Top graduate student receives Governor General’s gold medal

 

A Governor General’s Gold Medal was awarded to Rebecca Hall, who graduated with a PhD in Political Science from the Faculty of Liberal Arts & Professional Studies. The medal is the most prestigious recognition presented to graduate students for achieving the highest academic standing. Two other York students received this award as well, Miranda DiLorenzo and Tamas Nagypal.

“The Governor General’s Gold Medals are an academic distinction that celebrates the very highest level of scholarly excellence in Canada,” said Rhonda L. Lenton, York University president and vice-chancellor. “On behalf of all of us at the University, I am delighted to congratulate Miranda, Rebecca and Tamas on their achievement, which truly is a testament to their hard work, dedication and passion, as well as the impact they have made during their time at York.”

Rebecca Hall

Hall holds a PhD in Political Science from York University. She takes a feminist political economy approach to questions related to Indigenous/Canadian state relations, resource extraction and gender-based violence. Hall’s scholarly publications have examined multiple sites of contemporary de/colonizing struggle in Canada, including resource extraction, property relations, caring labours and interpersonal violence.
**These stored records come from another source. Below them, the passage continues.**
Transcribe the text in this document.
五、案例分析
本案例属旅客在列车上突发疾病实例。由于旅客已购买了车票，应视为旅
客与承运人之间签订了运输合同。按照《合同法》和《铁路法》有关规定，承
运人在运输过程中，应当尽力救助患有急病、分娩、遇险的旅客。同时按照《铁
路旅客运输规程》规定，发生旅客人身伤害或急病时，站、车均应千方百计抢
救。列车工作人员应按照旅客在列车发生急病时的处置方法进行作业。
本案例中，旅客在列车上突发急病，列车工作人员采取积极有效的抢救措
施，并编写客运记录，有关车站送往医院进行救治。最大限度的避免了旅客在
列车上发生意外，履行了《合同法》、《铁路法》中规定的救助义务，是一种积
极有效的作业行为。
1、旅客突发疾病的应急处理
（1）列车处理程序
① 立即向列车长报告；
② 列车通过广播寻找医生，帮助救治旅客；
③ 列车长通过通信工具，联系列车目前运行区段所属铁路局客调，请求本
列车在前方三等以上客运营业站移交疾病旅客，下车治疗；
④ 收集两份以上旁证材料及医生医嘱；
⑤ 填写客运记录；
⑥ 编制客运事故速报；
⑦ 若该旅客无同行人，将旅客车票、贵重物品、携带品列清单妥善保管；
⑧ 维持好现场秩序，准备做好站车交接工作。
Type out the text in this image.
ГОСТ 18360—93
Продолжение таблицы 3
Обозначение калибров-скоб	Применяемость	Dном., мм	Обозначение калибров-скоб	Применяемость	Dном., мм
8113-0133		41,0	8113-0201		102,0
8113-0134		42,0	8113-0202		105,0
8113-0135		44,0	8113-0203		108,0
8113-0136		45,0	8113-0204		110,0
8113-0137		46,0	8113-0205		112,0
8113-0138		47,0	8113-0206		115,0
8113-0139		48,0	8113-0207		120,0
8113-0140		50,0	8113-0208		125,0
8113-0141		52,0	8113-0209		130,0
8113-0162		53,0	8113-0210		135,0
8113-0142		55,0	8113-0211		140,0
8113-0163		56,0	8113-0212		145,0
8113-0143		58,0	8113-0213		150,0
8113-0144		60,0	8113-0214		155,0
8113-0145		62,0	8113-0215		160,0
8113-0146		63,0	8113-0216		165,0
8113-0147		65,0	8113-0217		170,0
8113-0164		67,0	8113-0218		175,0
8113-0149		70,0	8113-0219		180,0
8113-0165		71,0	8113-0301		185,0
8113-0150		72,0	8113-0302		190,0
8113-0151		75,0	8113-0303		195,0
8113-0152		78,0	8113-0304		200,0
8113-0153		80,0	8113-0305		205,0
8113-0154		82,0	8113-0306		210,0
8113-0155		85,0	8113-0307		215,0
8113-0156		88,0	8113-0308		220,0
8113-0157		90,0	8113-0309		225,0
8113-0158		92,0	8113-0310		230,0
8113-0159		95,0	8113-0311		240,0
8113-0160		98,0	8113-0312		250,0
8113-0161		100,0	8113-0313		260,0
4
She is the recipient of the prestigious Mary McEwan Memorial Award for feminist research for her dissertation titled, Diamonds are Forever: a decolonizing, feminist approach to diamond mining in Yellowknife, Northwest Territories, which takes a feminist political economy approach to the impact of the northern diamond mining industry on Indigenous women. It reveals the ways in which Dene, Métis, and Inuit women’s labours that contribute to the social reproduction of their kin and communities have been both a site of colonial restructuring towards the demands of extractive capital, and of decolonizing resistance.

In July, Hall will take up an appointment as assistant professor in the Department of Global Development Studies at Queen’s University.

More about the Governor General’s Academic Medals

Lord Dufferin, Canada’s third governor general after Confederation, created the academic medals in 1873 to encourage academic excellence across the nation. Over the years, they have become the most prestigious award that students in Canadian schools can receive.

The Governor General’s Academic Medals are awarded at four distinct levels: Bronze at the secondary school level; Collegiate Bronze at the post-secondary, diploma level; Silver at the undergraduate level; and Gold at the graduate level. Medals are presented on behalf of the governor general by participating educational institutions, along with personalized certificates signed by the governor general. There is no monetary award associated with the medal. (Source: the official website of the Governor General of Canada.)